W tym momencie 76% wszystkich urządzeń mobilnych Apple działa na najnowszej edycji iOS (11), co w porównaniu z Androidem Oreo pokazuje wyraźną różnicę w prowadzeniu wsparcia dla swoich urządzeń.
Od 18 stycznia bieżącego roku liczba urządzeń wzrosła od 11%, ponieważ w tamtym okresie 65% urządzeń zostało zaktualizowanych do najnowszej obecnie wersji oprogramowania. Prawie 20% urządzeń giganta z Cupertino działa na iOS 10, a tylko 5% na jeszcze starszych edycjach. Dotyczy to z pewnością iOS 9 i urządzeń, które przestały być wspierane przez Apple.
Przyjęcie iOS 11 jest zdecydowanie wolniejsze w porównaniu do 10, co z pewnością jest związane z wieloma błędami i problemami po aktualizacji do tej wersji.
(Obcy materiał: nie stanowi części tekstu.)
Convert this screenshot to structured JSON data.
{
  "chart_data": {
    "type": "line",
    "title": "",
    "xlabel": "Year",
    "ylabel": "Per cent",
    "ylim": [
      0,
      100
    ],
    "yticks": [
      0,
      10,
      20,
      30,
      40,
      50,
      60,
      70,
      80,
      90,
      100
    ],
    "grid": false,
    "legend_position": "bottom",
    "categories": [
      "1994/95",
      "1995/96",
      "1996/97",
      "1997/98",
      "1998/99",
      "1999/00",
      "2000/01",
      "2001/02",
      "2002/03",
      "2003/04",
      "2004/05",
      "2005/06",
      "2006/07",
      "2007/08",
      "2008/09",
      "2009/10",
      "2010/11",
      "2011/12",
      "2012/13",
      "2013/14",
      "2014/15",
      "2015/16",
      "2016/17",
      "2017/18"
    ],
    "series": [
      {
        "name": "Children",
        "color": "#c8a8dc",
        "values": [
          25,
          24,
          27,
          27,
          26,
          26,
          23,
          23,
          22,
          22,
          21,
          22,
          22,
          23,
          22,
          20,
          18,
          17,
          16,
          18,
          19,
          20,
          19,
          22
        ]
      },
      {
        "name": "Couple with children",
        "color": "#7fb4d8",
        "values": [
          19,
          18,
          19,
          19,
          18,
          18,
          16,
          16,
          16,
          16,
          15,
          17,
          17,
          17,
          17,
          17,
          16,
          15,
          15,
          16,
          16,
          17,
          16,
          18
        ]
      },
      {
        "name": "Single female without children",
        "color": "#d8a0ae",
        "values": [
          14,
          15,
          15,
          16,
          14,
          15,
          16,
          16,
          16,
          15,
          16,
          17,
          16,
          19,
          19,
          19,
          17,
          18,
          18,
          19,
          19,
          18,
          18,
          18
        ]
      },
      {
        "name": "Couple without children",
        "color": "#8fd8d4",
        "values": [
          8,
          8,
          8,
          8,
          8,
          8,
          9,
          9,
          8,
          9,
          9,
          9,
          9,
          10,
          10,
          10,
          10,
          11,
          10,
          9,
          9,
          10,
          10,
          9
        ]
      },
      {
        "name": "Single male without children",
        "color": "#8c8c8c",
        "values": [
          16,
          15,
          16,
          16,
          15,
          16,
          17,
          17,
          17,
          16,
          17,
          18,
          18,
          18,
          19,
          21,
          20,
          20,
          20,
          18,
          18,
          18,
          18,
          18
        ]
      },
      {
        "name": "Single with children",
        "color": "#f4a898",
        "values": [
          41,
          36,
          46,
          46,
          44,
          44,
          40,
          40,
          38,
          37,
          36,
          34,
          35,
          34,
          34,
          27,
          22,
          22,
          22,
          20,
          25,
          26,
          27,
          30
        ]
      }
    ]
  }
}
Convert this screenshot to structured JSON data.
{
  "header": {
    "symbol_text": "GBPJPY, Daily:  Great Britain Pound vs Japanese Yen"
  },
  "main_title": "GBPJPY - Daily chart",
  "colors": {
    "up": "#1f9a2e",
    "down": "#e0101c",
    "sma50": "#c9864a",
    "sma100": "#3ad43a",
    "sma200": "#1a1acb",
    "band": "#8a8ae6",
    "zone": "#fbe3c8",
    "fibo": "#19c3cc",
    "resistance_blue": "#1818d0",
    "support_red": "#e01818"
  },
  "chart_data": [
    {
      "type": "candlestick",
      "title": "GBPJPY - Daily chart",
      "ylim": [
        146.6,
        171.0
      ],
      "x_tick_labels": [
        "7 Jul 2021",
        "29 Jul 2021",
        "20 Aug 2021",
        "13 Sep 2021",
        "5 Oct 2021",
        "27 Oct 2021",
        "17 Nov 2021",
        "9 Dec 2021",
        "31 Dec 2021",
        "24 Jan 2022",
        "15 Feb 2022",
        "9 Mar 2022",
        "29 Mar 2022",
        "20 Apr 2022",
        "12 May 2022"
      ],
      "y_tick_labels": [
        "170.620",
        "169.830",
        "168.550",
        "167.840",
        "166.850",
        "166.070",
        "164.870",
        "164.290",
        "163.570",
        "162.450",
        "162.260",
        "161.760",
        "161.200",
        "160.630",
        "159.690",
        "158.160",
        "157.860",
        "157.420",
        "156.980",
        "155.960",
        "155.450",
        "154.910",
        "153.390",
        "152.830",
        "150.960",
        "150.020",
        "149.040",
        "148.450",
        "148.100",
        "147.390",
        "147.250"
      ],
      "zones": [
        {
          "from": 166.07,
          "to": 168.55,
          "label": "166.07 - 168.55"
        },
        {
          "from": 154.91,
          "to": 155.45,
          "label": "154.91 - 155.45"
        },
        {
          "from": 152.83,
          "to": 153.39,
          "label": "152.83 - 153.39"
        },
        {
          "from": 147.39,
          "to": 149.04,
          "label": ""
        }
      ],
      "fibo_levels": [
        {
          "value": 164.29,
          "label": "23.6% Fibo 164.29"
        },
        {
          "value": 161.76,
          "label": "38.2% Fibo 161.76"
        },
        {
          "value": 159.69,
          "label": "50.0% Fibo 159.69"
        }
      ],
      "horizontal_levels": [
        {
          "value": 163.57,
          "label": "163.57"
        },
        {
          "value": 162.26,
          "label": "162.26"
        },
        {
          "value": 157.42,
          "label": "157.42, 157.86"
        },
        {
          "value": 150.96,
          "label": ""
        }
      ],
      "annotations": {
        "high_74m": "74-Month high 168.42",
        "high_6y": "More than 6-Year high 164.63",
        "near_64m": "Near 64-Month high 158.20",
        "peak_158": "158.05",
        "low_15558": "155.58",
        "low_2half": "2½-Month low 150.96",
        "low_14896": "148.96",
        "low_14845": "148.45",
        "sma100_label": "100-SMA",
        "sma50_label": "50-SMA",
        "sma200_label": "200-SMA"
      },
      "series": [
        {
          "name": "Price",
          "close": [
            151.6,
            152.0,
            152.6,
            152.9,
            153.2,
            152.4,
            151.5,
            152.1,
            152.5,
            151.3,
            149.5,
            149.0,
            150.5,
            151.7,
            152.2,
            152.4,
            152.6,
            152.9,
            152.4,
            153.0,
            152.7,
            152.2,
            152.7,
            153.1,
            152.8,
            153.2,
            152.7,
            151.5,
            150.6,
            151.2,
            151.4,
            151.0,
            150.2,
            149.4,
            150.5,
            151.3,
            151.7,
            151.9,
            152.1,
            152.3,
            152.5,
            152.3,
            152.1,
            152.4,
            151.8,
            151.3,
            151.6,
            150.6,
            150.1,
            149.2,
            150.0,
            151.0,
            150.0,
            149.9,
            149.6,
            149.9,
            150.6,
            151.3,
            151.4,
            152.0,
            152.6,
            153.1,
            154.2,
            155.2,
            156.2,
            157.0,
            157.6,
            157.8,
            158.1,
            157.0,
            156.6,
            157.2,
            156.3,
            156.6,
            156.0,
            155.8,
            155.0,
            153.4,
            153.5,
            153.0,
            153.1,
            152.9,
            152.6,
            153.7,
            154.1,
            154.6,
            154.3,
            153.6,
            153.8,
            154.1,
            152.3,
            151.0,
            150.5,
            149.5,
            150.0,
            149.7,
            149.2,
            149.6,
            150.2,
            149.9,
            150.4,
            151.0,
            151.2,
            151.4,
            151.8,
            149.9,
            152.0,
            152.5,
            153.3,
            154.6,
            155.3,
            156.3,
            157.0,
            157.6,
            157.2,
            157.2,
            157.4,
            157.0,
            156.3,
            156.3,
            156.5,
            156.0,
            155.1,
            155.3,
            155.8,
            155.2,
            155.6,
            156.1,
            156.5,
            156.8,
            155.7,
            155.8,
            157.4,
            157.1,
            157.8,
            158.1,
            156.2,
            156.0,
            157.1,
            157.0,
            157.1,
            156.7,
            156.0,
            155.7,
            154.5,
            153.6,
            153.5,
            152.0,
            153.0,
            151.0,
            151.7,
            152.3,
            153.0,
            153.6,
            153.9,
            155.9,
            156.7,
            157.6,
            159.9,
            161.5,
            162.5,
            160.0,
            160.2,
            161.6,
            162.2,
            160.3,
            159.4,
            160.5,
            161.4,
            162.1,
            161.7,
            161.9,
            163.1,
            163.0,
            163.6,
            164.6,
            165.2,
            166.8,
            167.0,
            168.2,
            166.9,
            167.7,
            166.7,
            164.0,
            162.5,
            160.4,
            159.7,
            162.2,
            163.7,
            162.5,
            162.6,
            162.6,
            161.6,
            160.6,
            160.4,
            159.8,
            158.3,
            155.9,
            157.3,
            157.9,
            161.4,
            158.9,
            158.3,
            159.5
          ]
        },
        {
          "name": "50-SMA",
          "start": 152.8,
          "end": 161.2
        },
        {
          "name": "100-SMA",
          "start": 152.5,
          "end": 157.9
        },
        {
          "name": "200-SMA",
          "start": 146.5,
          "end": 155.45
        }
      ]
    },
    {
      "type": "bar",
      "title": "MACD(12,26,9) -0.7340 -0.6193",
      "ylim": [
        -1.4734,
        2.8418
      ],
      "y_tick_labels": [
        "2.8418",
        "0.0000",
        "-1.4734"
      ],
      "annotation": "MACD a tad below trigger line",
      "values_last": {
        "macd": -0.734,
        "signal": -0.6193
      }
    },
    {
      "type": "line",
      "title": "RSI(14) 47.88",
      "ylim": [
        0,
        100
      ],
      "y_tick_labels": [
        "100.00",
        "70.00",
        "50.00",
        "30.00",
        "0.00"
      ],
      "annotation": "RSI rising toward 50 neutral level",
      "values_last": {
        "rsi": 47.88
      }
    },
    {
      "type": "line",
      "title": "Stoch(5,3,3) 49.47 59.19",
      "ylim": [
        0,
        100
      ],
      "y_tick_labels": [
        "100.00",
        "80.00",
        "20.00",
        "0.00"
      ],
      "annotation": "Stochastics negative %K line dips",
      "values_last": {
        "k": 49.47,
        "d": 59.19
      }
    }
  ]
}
Były problemy z HomeKit, Meltdown, Spectre, a także z obniżaniem wydajności urządzeń, choć nie jest to związane jedynie z oprogramowaniem.
Od czasu wydania iOS 11.2 widzieliśmy ciągłe dodawanie nowych funkcji takich, jak Apple Pay Cash, szybkie bezprzewodowe ładowanie (7,5W), Kondycja baterii (beta), ARKit 1.5 i wiele innych. Być może iOS 11.4 zwiększy przyjęcie systemu za sprawą dodanie AirPlay 2 i Wiadomości w iCloud, o ile obie funkcje pojawią się w stabilnej wersji.
Android ma się zdecydowanie gorzej, bo tylko 4,6% urządzeń korzysta obecnie z najnowszej wersji (Oreo). Jednak w tym roku się to zmieni, ponieważ Google zakończyło wydawanie certyfikatów dla urządzeń z Androidem Nougat. W praktyce oznacza to, że każde nowe urządzenie musi mieć fabrycznie Oreo, aby otrzymało certyfikat.